Lindsay Zoladz: The only possible answer to this question is an episode of Kroll Show, because it is the entire history of 21st-century television in one deliriously funny series. And although my runner-up pick is a 29-way tie between every other episode of Kroll Show, I don’t think I’ve watched any of them as much as “Twins,” if for no other reason than because that episode opens with a minute-long interview with Nick Kroll’s absurdist Pitbullesque character, Señor Feeture (“I come from Flor-i-da, you know, Fort Lauderdale. But because I like to fuck feet I call it Foot Lauderdale. Ha-ha!”).

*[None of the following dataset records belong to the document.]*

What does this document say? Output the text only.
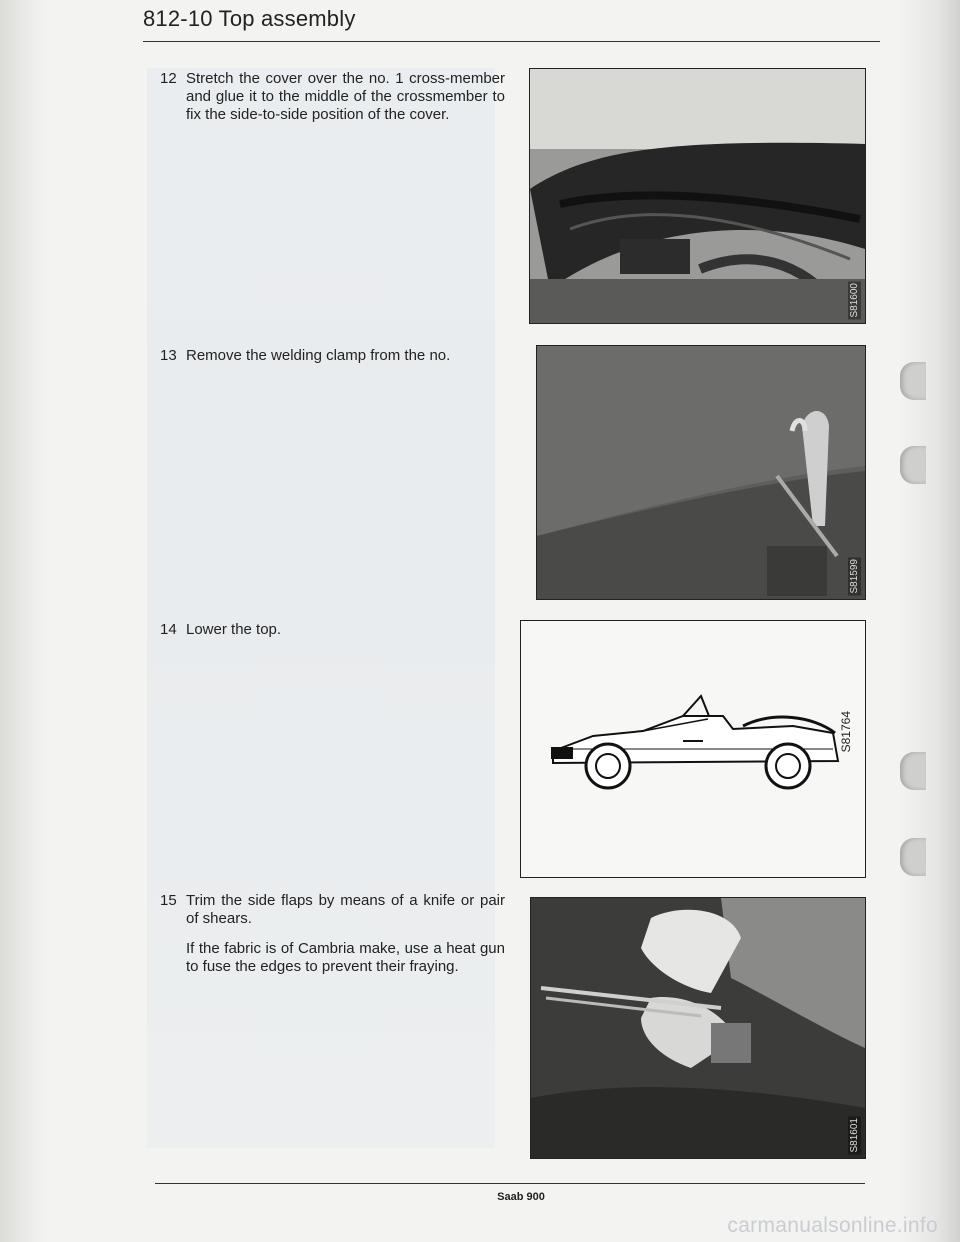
812-10 Top assembly
12 Stretch the cover over the no. 1 cross-member and glue it to the middle of the crossmember to fix the side-to-side position of the cover.

13 Remove the welding clamp from the no.

14 Lower the top.

15 Trim the side flaps by means of a knife or pair of shears.

If the fabric is of Cambria make, use a heat gun to fuse the edges to prevent their fraying.

S81600
S81599
S81764
S81601
Saab 900
carmanualsonline.info
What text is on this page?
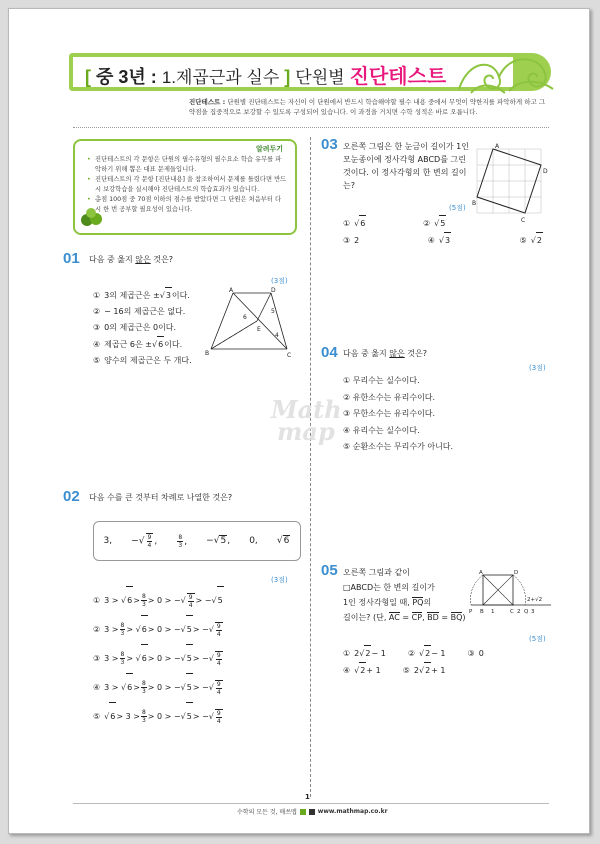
[ 중 3년 : 1.제곱근과 실수 ] 단원별 진단테스트
진단테스트 : 단원별 진단테스트는 자신이 이 단원에서 반드시 학습해야할 필수 내용 중에서 무엇이 약한지를 파악하게 하고 그 약점을 집중적으로 보강할 수 있도록 구성되어 있습니다. 이 과정을 거치면 수학 성적은 바로 오릅니다.
알려두기
• 진단테스트의 각 문항은 단원의 필수유형의 필수요소 학습 유무를 파악하기 위해 뽑은 대표 문제들입니다.
• 진단테스트의 각 문항 [진단내용] 을 참조하여서 문제를 틀렸다면 반드시 보강학습을 실시해야 진단테스트의 학습효과가 있습니다.
• 총점 100점 중 70점 이하의 점수를 받았다면 그 단원은 처음부터 다시 한 번 공부할 필요성이 있습니다.
01 다음 중 옳지 않은 것은?
(3점)
① 3의 제곱근은 ± √ 3 이다.
② − 16의 제곱근은 없다.
③ 0의 제곱근은 0이다.
④ 제곱근 6은 ± √ 6 이다.
⑤ 양수의 제곱근은 두 개다.
A	D
B	C
E
6
5
4
02 다음 수를 큰 것부터 차례로 나열한 것은?
3, −√ $\frac{9}{4}$ ,	$\frac{8}{3}$ , −√5, 0, √6
(3점)
① 3 > √ $6 > \frac{8}{3} > 0$ > −√ $\frac{9}{4}$ > −√ 5
② $3 > \frac{8}{3}$ > √ 6 > 0 > −√ 5 > −√ $\frac{9}{4}$
③ $3 > \frac{8}{3}$ > √ 6 > 0 > −√ 5 > −√ $\frac{9}{4}$
④ 3 > √ $6 > \frac{8}{3} > 0$ > −√ 5 > −√ $\frac{9}{4}$
⑤ √ $6 > 3 > \frac{8}{3} > 0$ > −√ 5 > −√ $\frac{9}{4}$
03 오른쪽 그림은 한 눈금이 길이가 1인 모눈종이에 정사각형 ABCD를 그린 것이다. 이 정사각형의 한 변의 길이는?
(5점)
A
D
B
C
① √ 6	② √ 5
③ 2	④ √ 3	⑤ √ 2
04 다음 중 옳지 않은 것은?
(3점)
① 무리수는 실수이다.
② 유한소수는 유리수이다.
③ 무한소수는 유리수이다.
④ 유리수는 실수이다.
⑤ 순환소수는 무리수가 아니다.
Math
map
05 오른쪽 그림과 같이
□ABCD는 한 변의 길이가
1인 정사각형일 때, PQ의
길이는? (단, AC = CP, BD = BQ)
A	D
P B 1	C 2 Q 3
2+√2
(5점)
① 2 √ 2 − 1	② √ 2 − 1	③ 0
④ √ 2 + 1	⑤ 2 √ 2 + 1
1
수학의 모든 것, 매쓰맵	www.mathmap.co.kr
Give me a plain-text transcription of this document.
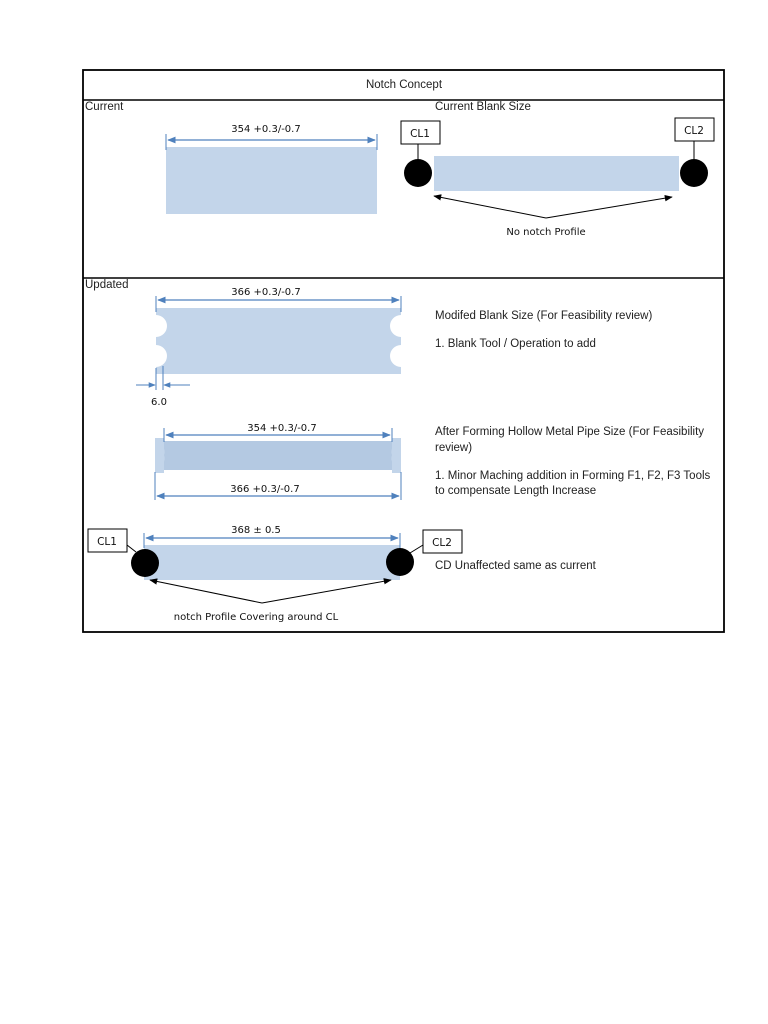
Notch Concept
Current	Current Blank Size
354 +0.3/-0.7	CL1	CL2
No notch Profile
Updated
366 +0.3/-0.7
6.0
Modifed Blank Size (For Feasibility review)
1. Blank Tool / Operation to add
354 +0.3/-0.7
366 +0.3/-0.7
After Forming Hollow Metal Pipe Size (For Feasibility
review)
1. Minor Maching addition in Forming F1, F2, F3 Tools
to compensate Length Increase
368 ± 0.5
CL1	CL2
CD Unaffected same as current
notch Profile Covering around CL
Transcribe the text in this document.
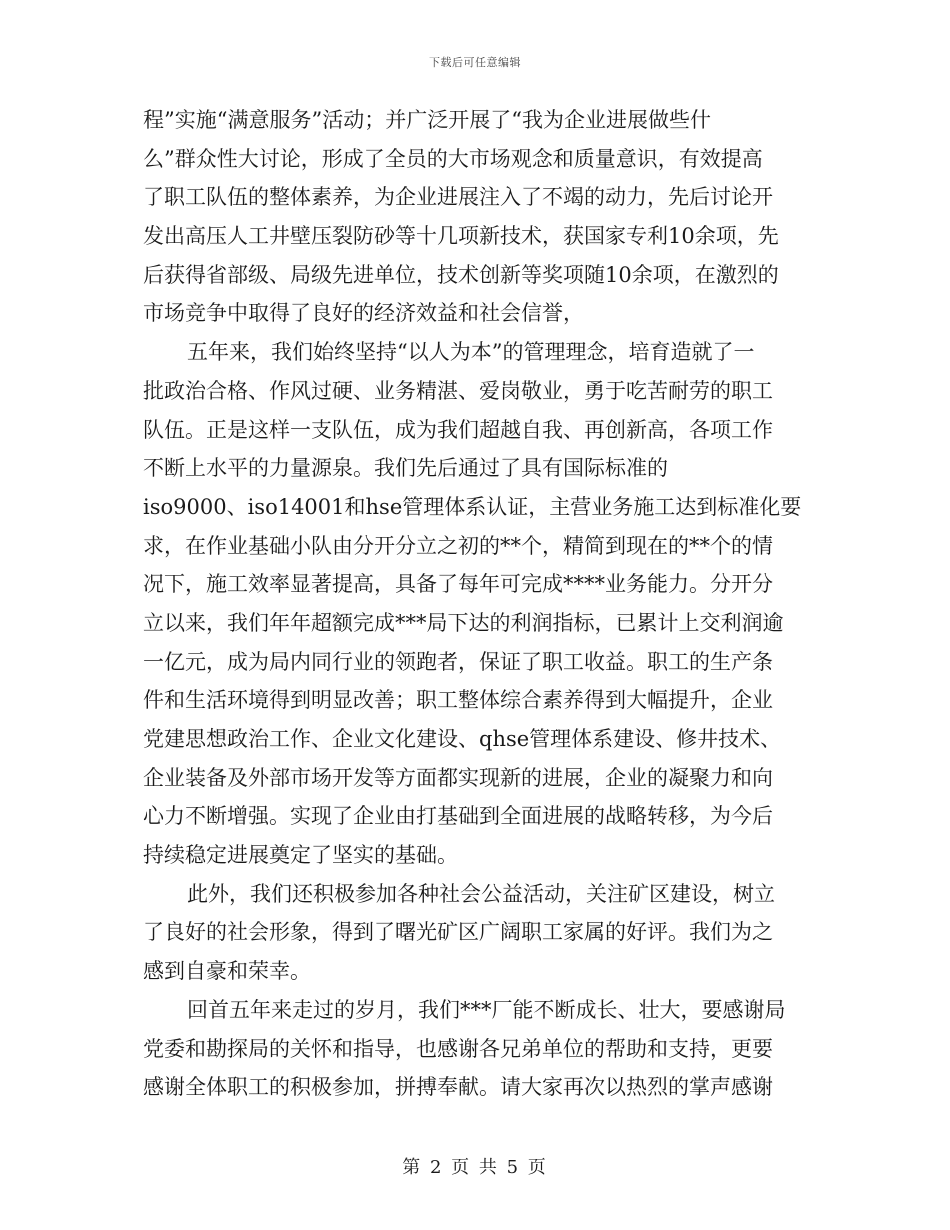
下载后可任意编辑
程”实施“满意服务”活动；并广泛开展了“我为企业进展做些什
么”群众性大讨论，形成了全员的大市场观念和质量意识，有效提高
了职工队伍的整体素养，为企业进展注入了不竭的动力，先后讨论开
发出高压人工井壁压裂防砂等十几项新技术，获国家专利10余项，先
后获得省部级、局级先进单位，技术创新等奖项随10余项，在激烈的
市场竞争中取得了良好的经济效益和社会信誉，
五年来，我们始终坚持“以人为本”的管理理念，培育造就了一
批政治合格、作风过硬、业务精湛、爱岗敬业，勇于吃苦耐劳的职工
队伍。正是这样一支队伍，成为我们超越自我、再创新高，各项工作
不断上水平的力量源泉。我们先后通过了具有国际标准的
iso9000、iso14001和hse管理体系认证，主营业务施工达到标准化要
求，在作业基础小队由分开分立之初的**个，精简到现在的**个的情
况下，施工效率显著提高，具备了每年可完成****业务能力。分开分
立以来，我们年年超额完成***局下达的利润指标，已累计上交利润逾
一亿元，成为局内同行业的领跑者，保证了职工收益。职工的生产条
件和生活环境得到明显改善；职工整体综合素养得到大幅提升，企业
党建思想政治工作、企业文化建设、qhse管理体系建设、修井技术、
企业装备及外部市场开发等方面都实现新的进展，企业的凝聚力和向
心力不断增强。实现了企业由打基础到全面进展的战略转移，为今后
持续稳定进展奠定了坚实的基础。
此外，我们还积极参加各种社会公益活动，关注矿区建设，树立
了良好的社会形象，得到了曙光矿区广阔职工家属的好评。我们为之
感到自豪和荣幸。
回首五年来走过的岁月，我们***厂能不断成长、壮大，要感谢局
党委和勘探局的关怀和指导，也感谢各兄弟单位的帮助和支持，更要
感谢全体职工的积极参加，拼搏奉献。请大家再次以热烈的掌声感谢
第 2 页 共 5 页
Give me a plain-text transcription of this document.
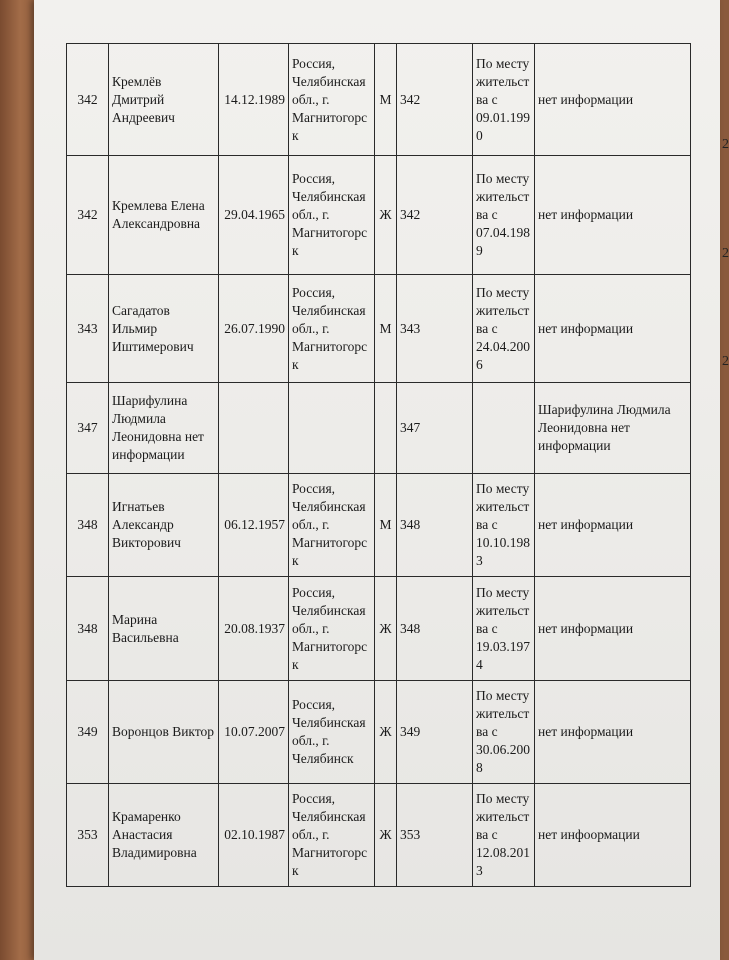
342	Кремлёв Дмитрий Андреевич	14.12.1989	Россия, Челябинская обл., г. Магнитогорск	М	342	По месту жительства с 09.01.1990	нет информации
342	Кремлева Елена Александровна	29.04.1965	Россия, Челябинская обл., г. Магнитогорск	Ж	342	По месту жительства с 07.04.1989	нет информации
343	Сагадатов Ильмир Иштимерович	26.07.1990	Россия, Челябинская обл., г. Магнитогорск	М	343	По месту жительства с 24.04.2006	нет информации
347	Шарифулина Людмила Леонидовна нет информации				347		Шарифулина Людмила Леонидовна нет информации
348	Игнатьев Александр Викторович	06.12.1957	Россия, Челябинская обл., г. Магнитогорск	М	348	По месту жительства с 10.10.1983	нет информации
348	Марина Васильевна	20.08.1937	Россия, Челябинская обл., г. Магнитогорск	Ж	348	По месту жительства с 19.03.1974	нет информации
349	Воронцов Виктор	10.07.2007	Россия, Челябинская обл., г. Челябинск	Ж	349	По месту жительства с 30.06.2008	нет информации
353	Крамаренко Анастасия Владимировна	02.10.1987	Россия, Челябинская обл., г. Магнитогорск	Ж	353	По месту жительства с 12.08.2013	нет инфоормации
2
2
2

No other show has parodied reality TV as sharply and as strangely lovingly as Kroll Show, and by its third and final season it was an Arrested Development–esque whirlwind of self-referential in-jokes and sure-why-not crossover skits. And so in “Twins” we get such classic characters as Chelsea Peretti’s Farley (hosting her hit makeover show “Look Like DIS”), Jenny Slate’s perpetually nervous lawyer Ruth Diamond Phillips, and of course Canadian pop sensation and Wheels, Ontario star Bryan La Croix, known for his smash hit “Ottawanna Go to Bed.” I still miss Kroll Show deeply, but it was always moving at such a hyper speed, chock full of blink-and-you-missed-it jokes, that it’s still endlessly rewatchable.

“Far Away Places,” Mad Men

Andrew Gruttadaro: “Far Away Places” is an awfully sad episode of television. It essentially documents three relationships in varying states of decay: Peggy and Abe fight and reunite—but not before she gives a stranger a handjob in a movie theater in between—Roger and Jane Sterling finally come to terms with the irreparability of their marriage, and Don and Megan ride the roller coaster that is their union, from romantic getaway to passive-aggressive sherbet-shoveling to abandonment to physical confrontation to forced forgiveness. By Season 5, the characters of Mad Men had been chewed up and spit out, all of their desperate pleas for happiness and meaning left wanting.

But “Far Away Places” is also an awfully incredible episode of television, full of flexes and flourishes. The gimmick of tying Don, Roger, and Peggy’s stories together with one scene from which they all diverge is excellent—evidence of the leap in experimentation that Mad Men made in Season 5. The way each of the characters’ relationships and emotions are laid bare and made parallel to each other is brilliant. The way the episode works in Ginsberg’s backstory—that he was born in a concentration camp—is subtle and halting. Also, I just really love to see Roger smoke a cigarette while high on LSD.

Sorry, “The Suitcase,” but this is the best episode of Mad Men—and also the best episode of the 21st century.